The AI in the CLII is so bad that cars will constantly hit pedestrians or each other, and without fail if you hang around a specific spot for fifteen seconds it will result in a massive pileup. While convenient, it takes all the satisfaction out of potential crime sprees to know the world is so broken that your worst antics are hardly worse than what the world produces on its own.
The police in this series are a bit lenient too. By that I mean they’ll only do anything to you if you hurt police officers or steal one of their cars. I believe that makes the game a libertarian paradise. And the animation they have when responding to an emergency is a priceless combination of goosestepping and the Bionic Man.
CL II is full of bewildering bugs with the cops as well. Not only as seen above can they effortlessly shove other vehicles with their cars, but their cars can spin like the lights in sirens.

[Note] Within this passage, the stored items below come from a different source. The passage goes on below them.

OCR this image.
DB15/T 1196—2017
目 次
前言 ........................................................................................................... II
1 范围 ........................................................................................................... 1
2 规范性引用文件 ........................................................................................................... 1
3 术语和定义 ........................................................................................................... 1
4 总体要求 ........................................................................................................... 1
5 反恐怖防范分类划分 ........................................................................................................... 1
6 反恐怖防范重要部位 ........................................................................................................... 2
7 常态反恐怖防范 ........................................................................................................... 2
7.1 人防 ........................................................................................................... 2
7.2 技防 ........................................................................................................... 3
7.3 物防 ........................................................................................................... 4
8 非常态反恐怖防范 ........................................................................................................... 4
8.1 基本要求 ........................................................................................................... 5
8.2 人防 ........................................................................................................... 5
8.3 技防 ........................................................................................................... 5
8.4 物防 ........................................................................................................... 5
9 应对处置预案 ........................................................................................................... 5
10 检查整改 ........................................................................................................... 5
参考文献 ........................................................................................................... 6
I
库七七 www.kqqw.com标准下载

If only the game maker had the competence to throw some intentional fun in there, this would be one of the best games ever made.
4. Grand Theft Normo
Grand Theft Normo is the game on this list with the most social commentary. For example, if you take your character into the internet café and go online, pornography is represented by giant blonde women lying on the digital floor that you push around. Not even the artsy games have the nerve to so honestly tell it like it is.
They otherwise don’t move, but that’s not a big deal. Aside from your character, no one in the game moves at all. And even your character’s movements tend to often take you high into the air unintentionally.
In keeping with the commentary, your gun doesn’t visibly fire bullets. It just sends waves of stationary people mannequins flying and has such powerful recoil that it can send you flying backward, symbolic of how guns don’t so much empower you as they control you.
GTN also does some daring caricature work as well.
Also, there are numerous locations where walking to just the wrong spot causes you to fall off the world and plummet into the abyss. Just like how people in America are allowed to just fall between the social cracks. So deep.
3. Miami Traffic III
If you ever played Grand Theft Auto and wished you could play as a humanoid tiger and have no idea what’s even happening in the game, Miami Traffic III is there for you. Your goal is basically to collect marijuana so that you can smoke it and collect $400 from… somewhere.
Otherwise you can just wander through neighborhoods where you, vehicles, and other humanoids clip through the ground and buildings constantly.
What’s most confusing about Miami Traffic III is that it’s clearly a game catering to the furry fetish community and yet its content is about the furthest thing from having sex imaginable.
2. A True Theft
Sure every other game on this list was a crazy idea to even contemplate creating on the part of the makers and it showed, but at least all of the rest of them had enough sense to make it possible for you to commit some kind of crimes in them. A True Theft, however, doesn’t even offer that, even though it provides you a gun. You play a heavily jaundiced fellow who starts the game with $10,000 on a tiny island and nothing to do but buy the house. Yep, the game with the word “Theft” in the title only allows you to buy something.
And of course inside there’s nothing to do inside the house, but by that point the fact the game is actually more like A True Homeowner probably has killed your desire to experience anything else in the game.
Oh, also this happens if you go inside.
1. Contre Mafia 2
Uh…
You play as a man made of building blocks that can blast other constructs with your arm gun thing which causes them to disappear with a cartoon explosion noise. You can also drive a “car” around (the fact it’s even blockier and worse made than the human models is really something) and commit vehicular homicide.
Or, in a manner amazingly even worse than Crime Life II‘s artificial intelligence, just park and wait for the non-pcs to run into you and vanish. And yet there seems to be little concern among our moral guardians that this game will motivate our children to commit violence.